When De’Shauna Downs was deciding where to attend college, her decision had nothing to do with where her friends were going or what schools are near her Portsmouth, Va., home.
It was all about academics and opportunity, which is why, she said, she ended up at George Mason University.
“There are a lot of opportunities here, and they aren’t hidden,” said the rising junior, a cyber security engineering major in the Volgenau School of Engineering. “Scholarships, internships, networking, they’re all here.”
Downs, a member of Mason's Honors College, has made the most of those opportunities.
“A complete go-getter,” said Teejay Brown, an assistant director in Mason’s Office of Diversity, Inclusion and Multicultural Education. “Like the Energizer Bunny, she just goes and goes.”
Her most recent accomplishment: Receiving the $2,500 Black Scholars Endowed Scholarship from Mason’s Black Alumni Chapter, an annual award given for academic excellence (at least a 3.0 GPA is required) and being a contributing member of a student organization that promotes the advocacy and support of black and African heritage students.
The recognition is nice, said Downs, a member of Mason’s chapter of the National Society of Black Engineers. The money is even better.

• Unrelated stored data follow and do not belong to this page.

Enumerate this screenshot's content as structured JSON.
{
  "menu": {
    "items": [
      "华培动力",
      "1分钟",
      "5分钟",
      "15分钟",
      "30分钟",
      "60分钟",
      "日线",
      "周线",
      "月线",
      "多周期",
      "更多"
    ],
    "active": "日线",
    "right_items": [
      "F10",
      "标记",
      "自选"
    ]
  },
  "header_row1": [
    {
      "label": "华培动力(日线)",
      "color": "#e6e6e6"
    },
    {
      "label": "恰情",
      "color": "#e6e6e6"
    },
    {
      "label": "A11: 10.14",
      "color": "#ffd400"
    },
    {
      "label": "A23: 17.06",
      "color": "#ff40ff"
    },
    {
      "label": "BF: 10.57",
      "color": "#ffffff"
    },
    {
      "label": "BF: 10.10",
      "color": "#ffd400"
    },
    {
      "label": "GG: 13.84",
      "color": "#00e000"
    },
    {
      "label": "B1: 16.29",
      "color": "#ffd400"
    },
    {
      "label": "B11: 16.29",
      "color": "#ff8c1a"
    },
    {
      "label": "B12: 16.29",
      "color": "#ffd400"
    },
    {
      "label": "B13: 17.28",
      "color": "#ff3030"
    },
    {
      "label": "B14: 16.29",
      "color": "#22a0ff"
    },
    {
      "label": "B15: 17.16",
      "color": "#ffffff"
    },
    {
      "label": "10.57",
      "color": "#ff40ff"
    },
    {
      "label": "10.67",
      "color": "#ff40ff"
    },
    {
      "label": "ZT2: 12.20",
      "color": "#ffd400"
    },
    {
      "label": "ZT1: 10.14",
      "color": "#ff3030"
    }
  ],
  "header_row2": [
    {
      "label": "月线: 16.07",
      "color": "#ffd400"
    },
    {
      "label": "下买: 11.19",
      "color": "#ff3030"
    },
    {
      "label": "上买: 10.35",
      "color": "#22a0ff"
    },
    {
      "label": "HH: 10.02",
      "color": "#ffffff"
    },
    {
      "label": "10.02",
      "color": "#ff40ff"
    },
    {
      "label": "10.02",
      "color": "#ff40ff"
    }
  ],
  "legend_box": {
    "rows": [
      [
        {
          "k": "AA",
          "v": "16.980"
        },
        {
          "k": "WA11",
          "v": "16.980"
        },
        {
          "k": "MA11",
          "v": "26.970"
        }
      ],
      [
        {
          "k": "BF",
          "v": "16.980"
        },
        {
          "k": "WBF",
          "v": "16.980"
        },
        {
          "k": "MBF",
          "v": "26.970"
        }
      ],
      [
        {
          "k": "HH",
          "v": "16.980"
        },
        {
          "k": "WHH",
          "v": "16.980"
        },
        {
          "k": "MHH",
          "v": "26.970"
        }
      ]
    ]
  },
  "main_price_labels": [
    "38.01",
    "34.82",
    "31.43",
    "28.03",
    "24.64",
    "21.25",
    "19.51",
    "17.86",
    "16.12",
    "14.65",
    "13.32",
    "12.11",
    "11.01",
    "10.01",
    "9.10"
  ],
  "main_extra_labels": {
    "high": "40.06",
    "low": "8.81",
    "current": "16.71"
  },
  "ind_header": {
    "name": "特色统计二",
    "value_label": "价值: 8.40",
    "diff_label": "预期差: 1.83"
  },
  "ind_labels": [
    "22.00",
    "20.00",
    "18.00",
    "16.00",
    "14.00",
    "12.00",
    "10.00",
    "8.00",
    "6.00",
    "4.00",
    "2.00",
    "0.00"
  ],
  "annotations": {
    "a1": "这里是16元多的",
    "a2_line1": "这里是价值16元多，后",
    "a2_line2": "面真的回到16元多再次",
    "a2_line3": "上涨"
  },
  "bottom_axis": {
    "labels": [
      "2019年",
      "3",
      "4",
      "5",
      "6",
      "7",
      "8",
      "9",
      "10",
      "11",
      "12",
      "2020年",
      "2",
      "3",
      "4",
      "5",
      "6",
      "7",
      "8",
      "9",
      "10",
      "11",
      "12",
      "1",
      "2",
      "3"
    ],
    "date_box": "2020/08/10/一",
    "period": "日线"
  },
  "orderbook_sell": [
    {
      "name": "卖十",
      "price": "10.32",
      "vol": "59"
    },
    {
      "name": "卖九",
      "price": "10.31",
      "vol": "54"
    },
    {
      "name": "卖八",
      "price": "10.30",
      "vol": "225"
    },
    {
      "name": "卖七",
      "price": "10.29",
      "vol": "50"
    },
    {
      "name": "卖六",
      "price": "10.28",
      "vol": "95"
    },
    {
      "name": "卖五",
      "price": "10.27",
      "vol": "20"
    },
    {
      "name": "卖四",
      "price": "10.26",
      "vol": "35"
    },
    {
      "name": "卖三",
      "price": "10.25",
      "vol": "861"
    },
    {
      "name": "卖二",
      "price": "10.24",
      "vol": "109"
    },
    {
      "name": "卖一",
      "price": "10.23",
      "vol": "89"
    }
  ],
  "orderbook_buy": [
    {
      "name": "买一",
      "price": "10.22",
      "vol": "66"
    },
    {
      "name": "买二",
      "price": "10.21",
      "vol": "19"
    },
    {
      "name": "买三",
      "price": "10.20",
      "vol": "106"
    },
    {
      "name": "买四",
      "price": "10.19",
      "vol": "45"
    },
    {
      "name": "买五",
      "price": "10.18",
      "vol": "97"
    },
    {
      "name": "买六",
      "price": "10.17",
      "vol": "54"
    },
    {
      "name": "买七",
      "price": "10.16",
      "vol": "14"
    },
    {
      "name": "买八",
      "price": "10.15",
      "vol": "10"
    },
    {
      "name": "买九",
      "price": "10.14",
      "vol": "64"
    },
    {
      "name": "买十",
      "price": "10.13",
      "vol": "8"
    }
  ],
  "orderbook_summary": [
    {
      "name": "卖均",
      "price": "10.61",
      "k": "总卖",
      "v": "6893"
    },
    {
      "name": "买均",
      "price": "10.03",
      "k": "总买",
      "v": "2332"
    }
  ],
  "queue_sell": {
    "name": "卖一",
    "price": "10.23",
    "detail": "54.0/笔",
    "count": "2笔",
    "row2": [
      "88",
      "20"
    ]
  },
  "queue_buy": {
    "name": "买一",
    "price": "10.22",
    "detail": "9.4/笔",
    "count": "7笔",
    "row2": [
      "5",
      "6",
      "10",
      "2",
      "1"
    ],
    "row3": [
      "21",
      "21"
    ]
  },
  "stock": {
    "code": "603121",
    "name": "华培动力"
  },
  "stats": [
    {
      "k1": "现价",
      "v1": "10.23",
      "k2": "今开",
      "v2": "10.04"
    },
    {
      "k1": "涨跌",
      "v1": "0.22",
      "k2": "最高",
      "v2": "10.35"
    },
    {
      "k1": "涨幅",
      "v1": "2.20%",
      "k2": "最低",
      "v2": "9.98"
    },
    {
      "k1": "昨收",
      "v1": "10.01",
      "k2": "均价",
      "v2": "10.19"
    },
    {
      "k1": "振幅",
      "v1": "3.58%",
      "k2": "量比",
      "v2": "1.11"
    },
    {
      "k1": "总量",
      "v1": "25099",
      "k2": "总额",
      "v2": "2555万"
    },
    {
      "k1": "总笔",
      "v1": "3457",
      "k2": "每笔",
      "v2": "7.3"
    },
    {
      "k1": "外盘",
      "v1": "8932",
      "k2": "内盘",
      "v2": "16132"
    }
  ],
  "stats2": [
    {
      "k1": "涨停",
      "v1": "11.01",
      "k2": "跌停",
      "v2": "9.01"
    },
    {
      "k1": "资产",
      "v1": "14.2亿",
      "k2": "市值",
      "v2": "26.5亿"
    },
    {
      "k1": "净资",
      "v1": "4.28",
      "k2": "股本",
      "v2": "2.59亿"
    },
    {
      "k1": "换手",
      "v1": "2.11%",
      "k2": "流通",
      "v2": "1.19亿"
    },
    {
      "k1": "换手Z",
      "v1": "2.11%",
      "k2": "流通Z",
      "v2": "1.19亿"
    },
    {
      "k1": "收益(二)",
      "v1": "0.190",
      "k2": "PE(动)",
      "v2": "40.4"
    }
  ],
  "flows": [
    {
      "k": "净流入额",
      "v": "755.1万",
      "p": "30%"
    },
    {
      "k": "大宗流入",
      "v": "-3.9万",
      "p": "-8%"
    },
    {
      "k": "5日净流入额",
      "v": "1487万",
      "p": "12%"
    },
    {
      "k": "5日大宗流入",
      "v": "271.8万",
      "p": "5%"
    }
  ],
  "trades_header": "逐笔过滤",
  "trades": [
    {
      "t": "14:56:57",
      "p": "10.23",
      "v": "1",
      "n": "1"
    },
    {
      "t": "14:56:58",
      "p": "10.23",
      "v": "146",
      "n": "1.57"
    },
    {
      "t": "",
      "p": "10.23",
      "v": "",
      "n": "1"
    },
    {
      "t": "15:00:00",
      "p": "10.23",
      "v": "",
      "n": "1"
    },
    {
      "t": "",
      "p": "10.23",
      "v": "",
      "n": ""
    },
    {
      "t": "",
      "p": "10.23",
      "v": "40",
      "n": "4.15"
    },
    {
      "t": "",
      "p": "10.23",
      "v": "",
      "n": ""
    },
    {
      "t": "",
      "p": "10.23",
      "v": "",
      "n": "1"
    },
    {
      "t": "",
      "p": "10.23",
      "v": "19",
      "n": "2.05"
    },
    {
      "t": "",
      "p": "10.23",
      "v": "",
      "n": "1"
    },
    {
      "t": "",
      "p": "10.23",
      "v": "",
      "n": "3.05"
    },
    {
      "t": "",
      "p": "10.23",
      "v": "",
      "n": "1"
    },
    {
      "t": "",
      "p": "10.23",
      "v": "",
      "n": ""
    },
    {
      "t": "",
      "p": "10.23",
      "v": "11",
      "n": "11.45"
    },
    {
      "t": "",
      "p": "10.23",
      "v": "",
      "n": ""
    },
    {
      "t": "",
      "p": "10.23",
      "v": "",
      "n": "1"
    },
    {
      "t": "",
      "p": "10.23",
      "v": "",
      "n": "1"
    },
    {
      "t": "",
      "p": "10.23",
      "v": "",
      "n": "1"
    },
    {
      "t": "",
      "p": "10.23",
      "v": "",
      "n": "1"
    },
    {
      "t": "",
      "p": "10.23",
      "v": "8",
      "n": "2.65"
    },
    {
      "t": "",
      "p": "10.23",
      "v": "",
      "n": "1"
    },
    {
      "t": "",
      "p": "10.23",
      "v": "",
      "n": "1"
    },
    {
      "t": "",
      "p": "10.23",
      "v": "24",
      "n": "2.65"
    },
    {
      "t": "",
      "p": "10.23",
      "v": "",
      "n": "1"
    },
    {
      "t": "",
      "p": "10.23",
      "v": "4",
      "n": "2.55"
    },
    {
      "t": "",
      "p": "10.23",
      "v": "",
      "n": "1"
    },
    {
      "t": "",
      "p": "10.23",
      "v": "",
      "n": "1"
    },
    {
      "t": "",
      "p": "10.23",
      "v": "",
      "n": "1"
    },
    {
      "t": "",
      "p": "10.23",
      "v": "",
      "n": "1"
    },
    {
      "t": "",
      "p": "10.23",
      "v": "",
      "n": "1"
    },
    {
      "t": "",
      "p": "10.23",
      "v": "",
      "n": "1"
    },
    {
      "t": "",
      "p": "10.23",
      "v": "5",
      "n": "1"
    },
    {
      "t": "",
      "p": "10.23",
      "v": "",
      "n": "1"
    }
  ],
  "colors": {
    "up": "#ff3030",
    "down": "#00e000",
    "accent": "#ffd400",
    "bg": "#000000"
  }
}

Coming from a single-parent household, and being the first in her family to attend college, Downs has taken on the financial burden of her own education, paying her way through loans, financial aid, scholarships and out of her own pocket to ensure she has experiences such as the study-abroad trip she took to Ecuador as a freshman to augment her minor in Spanish.
Downs lives on campus during the school year and works two jobs for a combined 35-40 hours a week to help make it all work.
“From where I came and from where I grew up, I knew it could be so much better,” she said. “I have big dreams. I always did well in school, so the opportunities were always there. It was just a matter of keep pushing, reaching out.”
By reaching out, Downs also hopes to give back.
She said that once she gets a career going, she will help her mom better her circumstances. And by being committed to her academics and work ethic, Downs is setting an example for her 7-year-old sister, Bria.
“I’m going to be her mentor, and she already knows that,” Downs said. “I bought her a George Mason shirt so that she can brag to her friends back in first grade.”
Downs said she even visits her old high school to speak with students about “how I did it.”
“This tells me that she has integrity,” said Mason alumna Chantee Christian, BA Communication ’05, and president of the university’s Black Alumni Chapter. “It tells me she has the ability to be selfless and the ability to understand what we need in our black community from a perspective of having mentors and people to look up to. Sometimes it happens in our own household.”
”My mom made so many sacrifices for me,” Downs said. “What I’d do for her wouldn’t make up for that, but it’s a start.”